Matt Pearlman, an owner of the bar, said he is confident his regular customers will be loyal.

"People come here because of what you can offer - not necessarily because you can smoke or not smoke," he said.

Pearlman, a nonsmoker, said that while he opposed the ban, he can see some merit in it. "In a way I like it because I don't go home smelling like a cigarette butt," he said.

Regular customers differed on whether yesterday's crowd was down from previous Sundays.

Michelle Cullather, a Bethesda nonsmoker, thought it was. "A lot of my friends smoke and don't want to come now, so I think the crowd is definitely diminished," she said.

M.J. Masishin, a smoker, said she is sticking with her local pub to support its employees.
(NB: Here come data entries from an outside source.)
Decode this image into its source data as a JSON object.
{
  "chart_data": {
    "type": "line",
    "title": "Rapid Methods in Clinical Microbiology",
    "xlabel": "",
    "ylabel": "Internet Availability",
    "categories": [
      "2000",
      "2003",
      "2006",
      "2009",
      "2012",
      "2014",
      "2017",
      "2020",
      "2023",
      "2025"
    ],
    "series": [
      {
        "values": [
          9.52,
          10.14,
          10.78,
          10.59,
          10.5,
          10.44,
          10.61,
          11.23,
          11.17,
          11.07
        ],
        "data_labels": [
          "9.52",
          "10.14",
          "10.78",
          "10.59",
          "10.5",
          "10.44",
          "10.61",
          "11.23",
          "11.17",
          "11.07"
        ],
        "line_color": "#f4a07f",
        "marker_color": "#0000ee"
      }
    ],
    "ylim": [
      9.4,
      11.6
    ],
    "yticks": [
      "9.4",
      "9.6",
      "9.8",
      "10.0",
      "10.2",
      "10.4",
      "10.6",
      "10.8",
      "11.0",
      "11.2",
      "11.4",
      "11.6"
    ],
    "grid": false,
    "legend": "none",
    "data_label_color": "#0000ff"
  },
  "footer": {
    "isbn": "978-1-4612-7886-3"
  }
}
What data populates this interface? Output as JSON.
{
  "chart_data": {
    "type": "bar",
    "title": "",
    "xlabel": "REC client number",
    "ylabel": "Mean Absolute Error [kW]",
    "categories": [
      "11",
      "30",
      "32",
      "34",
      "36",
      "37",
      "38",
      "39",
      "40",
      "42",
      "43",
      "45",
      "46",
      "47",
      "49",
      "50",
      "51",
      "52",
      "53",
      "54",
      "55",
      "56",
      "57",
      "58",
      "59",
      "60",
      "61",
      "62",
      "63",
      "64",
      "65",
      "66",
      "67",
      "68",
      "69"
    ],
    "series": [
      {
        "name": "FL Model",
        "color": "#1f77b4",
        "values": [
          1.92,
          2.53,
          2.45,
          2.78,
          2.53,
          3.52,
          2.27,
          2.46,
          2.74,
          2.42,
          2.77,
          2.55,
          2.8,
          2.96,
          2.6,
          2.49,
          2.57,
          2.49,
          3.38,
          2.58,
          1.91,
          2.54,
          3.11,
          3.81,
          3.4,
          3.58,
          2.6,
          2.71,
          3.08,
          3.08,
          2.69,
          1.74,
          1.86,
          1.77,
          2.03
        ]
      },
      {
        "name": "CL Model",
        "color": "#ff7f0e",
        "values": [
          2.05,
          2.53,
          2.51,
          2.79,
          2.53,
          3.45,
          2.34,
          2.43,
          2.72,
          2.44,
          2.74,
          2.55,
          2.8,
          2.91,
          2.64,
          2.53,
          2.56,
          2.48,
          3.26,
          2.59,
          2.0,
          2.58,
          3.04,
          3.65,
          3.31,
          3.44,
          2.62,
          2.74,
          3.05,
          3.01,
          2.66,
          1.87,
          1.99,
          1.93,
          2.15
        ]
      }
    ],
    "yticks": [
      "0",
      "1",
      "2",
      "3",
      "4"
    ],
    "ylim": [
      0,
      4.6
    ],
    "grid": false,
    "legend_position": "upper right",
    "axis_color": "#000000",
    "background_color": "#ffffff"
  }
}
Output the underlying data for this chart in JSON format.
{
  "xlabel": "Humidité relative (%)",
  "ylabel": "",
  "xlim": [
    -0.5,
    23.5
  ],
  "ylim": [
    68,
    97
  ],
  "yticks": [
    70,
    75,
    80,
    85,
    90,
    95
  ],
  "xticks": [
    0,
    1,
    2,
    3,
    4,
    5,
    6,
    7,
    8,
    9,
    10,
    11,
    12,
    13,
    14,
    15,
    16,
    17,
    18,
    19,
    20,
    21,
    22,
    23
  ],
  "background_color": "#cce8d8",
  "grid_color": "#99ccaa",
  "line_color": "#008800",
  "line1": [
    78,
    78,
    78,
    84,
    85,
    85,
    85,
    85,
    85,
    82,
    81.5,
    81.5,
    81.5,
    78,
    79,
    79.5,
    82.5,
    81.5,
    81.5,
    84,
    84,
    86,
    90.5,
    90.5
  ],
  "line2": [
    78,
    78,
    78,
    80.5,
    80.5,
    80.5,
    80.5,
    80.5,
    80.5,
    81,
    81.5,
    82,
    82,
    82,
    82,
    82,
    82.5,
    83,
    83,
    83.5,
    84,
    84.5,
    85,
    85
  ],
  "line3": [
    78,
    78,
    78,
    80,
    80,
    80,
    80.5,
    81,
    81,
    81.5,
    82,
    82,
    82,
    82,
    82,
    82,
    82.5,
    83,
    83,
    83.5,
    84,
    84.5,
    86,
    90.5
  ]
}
She said the crowd appeared to be as big as ever, but she worried that wouldn't last.

"Whether they'll stay after the game they're watching if they're smoking, we'll have to wait and see," the Bethesda resident said.

David Weaver, chief spokesman for County Executive Douglas M. Duncan, said his boss signed the measure in July after vetoing an earlier version in 1999. Weaver said studies since then have shown such bans have not hurt business in other places that have adopted such ordinances.

"We have a lot more evidence than we did four years ago that the sky will not fall," Weaver said. "A majority of our restaurants were already smoke-free so this is not a major change in direction."

The ban went into effect after a judge declined to issue an injunction delaying it, ruling that a lawsuit by county restaurateurs challenging the measure was unlikely to prevail. An earlier suit succeeded when a court ruled the County Council improperly tried to get around Duncan's 1999 veto.

Through a quirk in the law, a few municipalities in the county - including Gaithersburg, Rockville and Kensington - remain exempt. Other towns, such as Chevy Chase and Takoma Park, have adopted the ban.

Weaver said he believes the holdout municipalities will soon adopt the ban, but until then some Montgomery smokers are flocking to those enclaves.

Making the commute

At Savannah's in Kensington, the bar was packed and filled with pungent clouds yesterday while the smoke-free restaurant section remained half-full.

Jenny Tarsha puffed on a Marlboro as she sat at the bar across from a bank of televisions tuned to football games.

Tarsha said she usually frequents taverns near her Bethesda home, but decided to travel about 3 1/2 miles to Kensington because the "ridiculous" ban doesn't apply there.

Down the bar sat Mike Roman, a bartender at Copeland's in Rockville. The Silver Spring resident said his employer decided to go along with the county ban even though it is in an exempt municipality. Roman said the ban is affecting business but "not too bad."

Puffing on a cigarette, Roman tried to see a bright side in the county ordinance - speculating that some people who don't like smoke will feel more comfortable in bars.

"It might bring a different crowd, but it's going to take some time," he said.

At Willie & Reed's, Pearlman was taking a philosophical view as well. He said he expects some of his customers will defect to bars in Washington - just two miles away - but noted that a similar ban has been proposed there.

"I think D.C.'s going to come on board," he said.

Cohan said she, too, expects Washington to copy the ban. "Maybe it'll have a positive effect and I'll quit," she said.